Whispers something soft into a dying ear.
Does not really turn the blade upon themselves at a CHOKE.
... Ask for MORE.
T E S T T H E T R E S H O L D
The first time a character gets a sloppy drippy, they CHOKE instead.
Only player characters, named characters and recurring characters get a treshold test.
If you have more than one injury, you risk immediate death on any combat action, unless an action taken to keep it at bay is taken in the sequence - this is of course on top of all the fictional risks the injuries create.

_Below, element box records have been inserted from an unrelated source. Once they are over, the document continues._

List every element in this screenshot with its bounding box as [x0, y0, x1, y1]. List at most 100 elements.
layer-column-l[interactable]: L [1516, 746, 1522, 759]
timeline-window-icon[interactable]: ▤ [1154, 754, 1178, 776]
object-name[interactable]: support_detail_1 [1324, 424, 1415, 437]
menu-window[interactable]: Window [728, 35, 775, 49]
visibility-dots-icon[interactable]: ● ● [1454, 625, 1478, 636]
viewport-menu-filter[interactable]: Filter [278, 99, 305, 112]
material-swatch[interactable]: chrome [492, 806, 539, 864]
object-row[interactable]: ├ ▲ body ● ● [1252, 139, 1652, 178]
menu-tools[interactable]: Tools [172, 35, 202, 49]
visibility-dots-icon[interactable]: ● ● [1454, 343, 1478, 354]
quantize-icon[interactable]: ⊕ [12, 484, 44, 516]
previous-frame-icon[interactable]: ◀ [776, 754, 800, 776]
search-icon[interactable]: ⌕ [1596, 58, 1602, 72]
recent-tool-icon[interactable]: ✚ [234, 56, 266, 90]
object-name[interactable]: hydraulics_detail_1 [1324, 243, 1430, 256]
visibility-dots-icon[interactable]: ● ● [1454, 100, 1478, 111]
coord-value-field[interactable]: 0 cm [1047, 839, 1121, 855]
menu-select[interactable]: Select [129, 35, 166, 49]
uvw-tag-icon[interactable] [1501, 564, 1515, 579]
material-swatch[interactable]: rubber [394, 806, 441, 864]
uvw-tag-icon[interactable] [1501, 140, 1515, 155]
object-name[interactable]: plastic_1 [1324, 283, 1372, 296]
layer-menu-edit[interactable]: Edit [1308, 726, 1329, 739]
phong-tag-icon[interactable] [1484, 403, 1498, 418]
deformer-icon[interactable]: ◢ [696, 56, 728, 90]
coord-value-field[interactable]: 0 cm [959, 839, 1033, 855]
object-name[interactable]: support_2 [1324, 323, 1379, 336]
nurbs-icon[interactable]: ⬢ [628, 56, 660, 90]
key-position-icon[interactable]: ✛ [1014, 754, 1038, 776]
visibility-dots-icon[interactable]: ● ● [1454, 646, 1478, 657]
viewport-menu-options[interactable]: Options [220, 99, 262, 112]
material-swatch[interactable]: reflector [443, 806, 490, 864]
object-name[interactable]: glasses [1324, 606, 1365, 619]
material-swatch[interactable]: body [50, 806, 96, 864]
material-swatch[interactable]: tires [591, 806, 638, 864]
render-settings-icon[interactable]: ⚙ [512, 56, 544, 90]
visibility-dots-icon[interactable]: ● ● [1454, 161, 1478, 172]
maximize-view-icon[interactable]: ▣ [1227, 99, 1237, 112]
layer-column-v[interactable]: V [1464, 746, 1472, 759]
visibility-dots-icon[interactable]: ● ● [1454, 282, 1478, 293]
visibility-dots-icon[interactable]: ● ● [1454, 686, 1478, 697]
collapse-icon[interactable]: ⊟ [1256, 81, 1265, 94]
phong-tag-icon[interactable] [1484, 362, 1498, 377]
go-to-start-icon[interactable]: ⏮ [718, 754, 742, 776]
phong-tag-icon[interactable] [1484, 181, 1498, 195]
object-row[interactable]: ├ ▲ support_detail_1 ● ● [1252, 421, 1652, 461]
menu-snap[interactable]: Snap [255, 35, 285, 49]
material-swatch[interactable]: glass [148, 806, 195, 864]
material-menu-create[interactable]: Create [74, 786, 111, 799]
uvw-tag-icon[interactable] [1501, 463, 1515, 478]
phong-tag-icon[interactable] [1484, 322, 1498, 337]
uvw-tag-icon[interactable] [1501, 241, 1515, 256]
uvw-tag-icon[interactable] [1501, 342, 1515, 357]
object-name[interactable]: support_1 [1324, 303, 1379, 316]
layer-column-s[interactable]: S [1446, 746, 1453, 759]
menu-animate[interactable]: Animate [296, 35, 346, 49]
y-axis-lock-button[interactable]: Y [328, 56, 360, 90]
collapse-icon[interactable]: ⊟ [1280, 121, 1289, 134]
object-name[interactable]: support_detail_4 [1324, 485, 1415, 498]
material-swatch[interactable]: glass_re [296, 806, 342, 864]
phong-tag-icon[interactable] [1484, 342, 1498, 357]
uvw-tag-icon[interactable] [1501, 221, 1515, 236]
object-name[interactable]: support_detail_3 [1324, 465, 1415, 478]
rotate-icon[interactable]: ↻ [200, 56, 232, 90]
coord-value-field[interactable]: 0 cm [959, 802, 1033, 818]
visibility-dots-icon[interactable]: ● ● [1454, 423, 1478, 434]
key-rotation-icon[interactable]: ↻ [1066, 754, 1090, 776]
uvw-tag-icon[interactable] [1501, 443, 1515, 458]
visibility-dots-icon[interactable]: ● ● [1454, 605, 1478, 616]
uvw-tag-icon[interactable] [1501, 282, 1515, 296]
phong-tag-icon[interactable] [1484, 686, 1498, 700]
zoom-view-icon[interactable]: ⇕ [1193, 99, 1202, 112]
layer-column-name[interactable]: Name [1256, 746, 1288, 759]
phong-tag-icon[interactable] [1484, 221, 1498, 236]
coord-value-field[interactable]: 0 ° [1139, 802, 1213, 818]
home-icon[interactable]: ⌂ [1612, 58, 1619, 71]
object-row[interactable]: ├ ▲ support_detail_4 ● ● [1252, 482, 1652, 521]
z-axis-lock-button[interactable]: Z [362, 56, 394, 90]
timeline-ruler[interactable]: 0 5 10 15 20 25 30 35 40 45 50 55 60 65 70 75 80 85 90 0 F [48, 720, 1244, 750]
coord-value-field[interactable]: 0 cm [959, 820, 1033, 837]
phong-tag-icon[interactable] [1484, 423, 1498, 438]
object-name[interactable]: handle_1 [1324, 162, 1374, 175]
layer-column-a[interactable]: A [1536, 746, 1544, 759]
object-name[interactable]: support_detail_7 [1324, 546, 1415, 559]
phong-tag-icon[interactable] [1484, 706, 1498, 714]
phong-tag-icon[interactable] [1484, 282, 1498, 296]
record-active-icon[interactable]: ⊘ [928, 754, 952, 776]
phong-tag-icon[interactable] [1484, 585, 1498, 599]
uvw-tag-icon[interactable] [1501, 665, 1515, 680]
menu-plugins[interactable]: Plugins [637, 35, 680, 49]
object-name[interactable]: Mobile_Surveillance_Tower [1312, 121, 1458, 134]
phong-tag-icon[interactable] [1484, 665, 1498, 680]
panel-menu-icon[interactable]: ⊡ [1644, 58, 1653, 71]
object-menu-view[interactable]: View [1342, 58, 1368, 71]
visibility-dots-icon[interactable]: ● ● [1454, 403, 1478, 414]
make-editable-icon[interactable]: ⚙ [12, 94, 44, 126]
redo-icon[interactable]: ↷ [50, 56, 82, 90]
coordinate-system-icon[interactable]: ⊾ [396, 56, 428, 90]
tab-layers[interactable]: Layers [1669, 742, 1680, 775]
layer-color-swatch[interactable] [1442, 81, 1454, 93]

Roll when attacked (named enemies roll too.)
Mooks are as dangerous as non-mooks here. If the gun can see you, it can reach you.
Roll 2d6 (if more dice are rolled, take the two highest)
-6 Clarity. It was less worse than you think. You avoid the harm.
7-8: downed (+1d6 to treshold tests while downed. cleared by getting up through vertical movement.)
9-10: sloppy drippy ( +1d6 to all treshold tests until healed from the horrible injury. How do you heal it? I dont know, save for a dip in the river, invoking the rig, or costly Obol-priced necro-cybernetics.)
11-12 Dead Again. Check this document for what death means.
N O T Q U I T E C O M B A T
SCAVENGE
After combat, Tally Obols: Named or recurring kills gives a single Obol. Describe whose obol it was. The Psychopomp describes the motif on the Obol.
Everyone may:
Say if there is a a weapon they want to pick up. They do.
Tend to the wounded and dying, or not. Those not tended to die. Those tended to do not, for now. The Psychopomp decides if they die or not, after you have left, unless you give them proper medical attention. In either case, they will remember.
RENDEVOUZ
For an Obol, the players may request a rendevouz point - the psychopomp will describe it nearby, but difficult or dangerous to reach where they can recoup.
These places are the sacred lifeblood lay-lines of Her, The River, Styx. The Obol calls to her. A character may choose inside to
DIP INTO HER
GAIN INTEL (Earn useful information about the mission)
RESUPPLY (Either restock mundane supplies fitting for your character, or take a single bullet from your list of bullets already earned or rare supplies fitting your character for an OBOL.)